Fut un temps, j’ai été heureuse, en couple, avec un José. Notre vie n’était que coups de téléphone joyeux, messages parfois énamourés, parfois drôles, souvent les deux, et les retrouvailles quotidiennes avaient toujours la saveur de la joie et des semences épanouies. On s’envoyait nos idées de blague en premier, on s’envoyait les vidéos de gros chiens les plus mignonnes qu’on trouvait, on se soutenait dans nos projets respectifs… Ça a été une belle histoire, avec une complicité comme lui et moi n’avions jamais connu.
Et puis comme le monde des choses de l’amour s’apparente souvent plutôt à un petit chemin boueux* qu’à une autoroute parsemée de jolies fleurs, les choses se sont gâtées du jour au lendemain. Mon José de l’époque a été confronté à une longue période de stress et n’a pas su m’en éviter les répercussions. Comme plein d’autres couples dans le monde, cette difficulté a suffi à mettre de la friture sur la ligne : là où il n’y avait qu’amour, communication et respect de l’autre auparavant, il n’y a eu que quiproquos, jalousie et frustration.

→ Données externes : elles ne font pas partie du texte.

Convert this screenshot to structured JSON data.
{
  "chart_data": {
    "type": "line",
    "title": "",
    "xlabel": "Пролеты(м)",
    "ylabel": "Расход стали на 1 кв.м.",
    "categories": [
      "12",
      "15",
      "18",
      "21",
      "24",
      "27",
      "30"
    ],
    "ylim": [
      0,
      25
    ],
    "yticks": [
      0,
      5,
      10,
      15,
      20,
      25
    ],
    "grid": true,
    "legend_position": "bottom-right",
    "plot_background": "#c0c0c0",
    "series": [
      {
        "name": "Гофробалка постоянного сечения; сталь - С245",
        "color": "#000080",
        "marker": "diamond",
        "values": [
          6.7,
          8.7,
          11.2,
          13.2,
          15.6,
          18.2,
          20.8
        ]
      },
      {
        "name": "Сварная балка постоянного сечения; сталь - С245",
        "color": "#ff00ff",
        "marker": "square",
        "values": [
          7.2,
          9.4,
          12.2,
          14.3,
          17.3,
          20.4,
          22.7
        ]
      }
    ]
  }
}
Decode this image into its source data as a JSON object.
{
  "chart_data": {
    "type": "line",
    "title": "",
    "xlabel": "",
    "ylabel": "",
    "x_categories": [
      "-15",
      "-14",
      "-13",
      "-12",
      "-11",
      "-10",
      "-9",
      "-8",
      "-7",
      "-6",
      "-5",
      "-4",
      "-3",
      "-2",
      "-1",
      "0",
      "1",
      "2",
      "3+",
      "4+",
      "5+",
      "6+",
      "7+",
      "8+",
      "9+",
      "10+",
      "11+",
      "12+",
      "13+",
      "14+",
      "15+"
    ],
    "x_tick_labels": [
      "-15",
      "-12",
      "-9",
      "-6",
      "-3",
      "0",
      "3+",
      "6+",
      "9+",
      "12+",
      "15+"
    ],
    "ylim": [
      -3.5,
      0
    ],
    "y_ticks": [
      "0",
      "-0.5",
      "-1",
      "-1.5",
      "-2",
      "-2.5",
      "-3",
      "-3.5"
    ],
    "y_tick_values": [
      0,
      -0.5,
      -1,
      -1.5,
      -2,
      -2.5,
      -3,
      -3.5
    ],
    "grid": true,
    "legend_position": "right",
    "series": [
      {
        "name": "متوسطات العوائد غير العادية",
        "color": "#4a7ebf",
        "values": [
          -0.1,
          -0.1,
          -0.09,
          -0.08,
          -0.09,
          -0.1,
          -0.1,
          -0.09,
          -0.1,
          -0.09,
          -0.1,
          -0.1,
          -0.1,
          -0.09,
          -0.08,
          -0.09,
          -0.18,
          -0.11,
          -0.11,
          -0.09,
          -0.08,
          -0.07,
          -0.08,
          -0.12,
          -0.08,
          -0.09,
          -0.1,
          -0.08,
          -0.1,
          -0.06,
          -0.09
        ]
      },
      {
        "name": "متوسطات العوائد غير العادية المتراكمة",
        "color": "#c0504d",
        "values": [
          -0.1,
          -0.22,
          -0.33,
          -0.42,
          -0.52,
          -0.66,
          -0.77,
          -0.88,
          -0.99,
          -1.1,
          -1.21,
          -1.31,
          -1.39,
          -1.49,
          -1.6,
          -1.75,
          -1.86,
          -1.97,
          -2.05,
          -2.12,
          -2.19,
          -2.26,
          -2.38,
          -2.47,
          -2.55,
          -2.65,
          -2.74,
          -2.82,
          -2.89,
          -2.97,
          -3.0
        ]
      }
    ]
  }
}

*Merci de n’y voir aucune référence à la sodomie
Je vous passe les détails du temps qui passe, des sacrifices pour essayer de sauver la relation et de l’impression de s’enfoncer, jour après jour, dans un sable mouvant fait à partir de sécrétions nasales récoltées dans mes nombreux mouchoirs en papier… Ce n’est pas le propos et le but n’est pas de vous faire chouiner.
Un décor fait à base de restes de Kleenex.
José et moi ne nous sommes pas vus pendant deux mois, pour prendre de la distance et mieux nous retrouver. Quand on a décidé de faire cette pause, il y croyait encore, mais deux mois, c’est long. Ça éloigne les gens de ne pas rire ensemble, de ne pas faire l’amour ensemble, de ne pas raconter nos journées, même sur Skype… Étant trop fidèle à la monogamie pour aller voir si l’herbe est plus verte les partenaires sont plus présents ailleurs, j’ai franchement cru que mon cerveau allait se mettre à faire des bulles de bave, de manque physique, bien sûr, mais de nostalgie des jours heureux, surtout.
Mais j’ai tenu le coup. Je pensais que ça en valait la peine, que c’était juste une mauvaise passe à traverser. J’étais là pour le soutenir quand il m’en montrait le besoin et pour le laisser gérer quand il avait envie d’être seul.
Nous nous sommes retrouvés, moi avec l’espoir de revoir enfin celui dont j’étais tombée amoureuse, lui… plus détaché que jamais. J’étais stressée, déçue de voir que la situation ne s’était pas améliorée, j’avais le coeur qui commençait déjà à devenir friable et j’avais bu du vin — en comparaison avec le peu de nourriture que j’avais avalé pendant plusieurs semaines à cause de la tristesse, beaucoup trop de vin. C’est là qu’il a rompu avec la fille fatiguée que j’étais, la fille affaiblie par deux mois à attendre que le garçon qu’elle aime redevienne le garçon qu’elle aime.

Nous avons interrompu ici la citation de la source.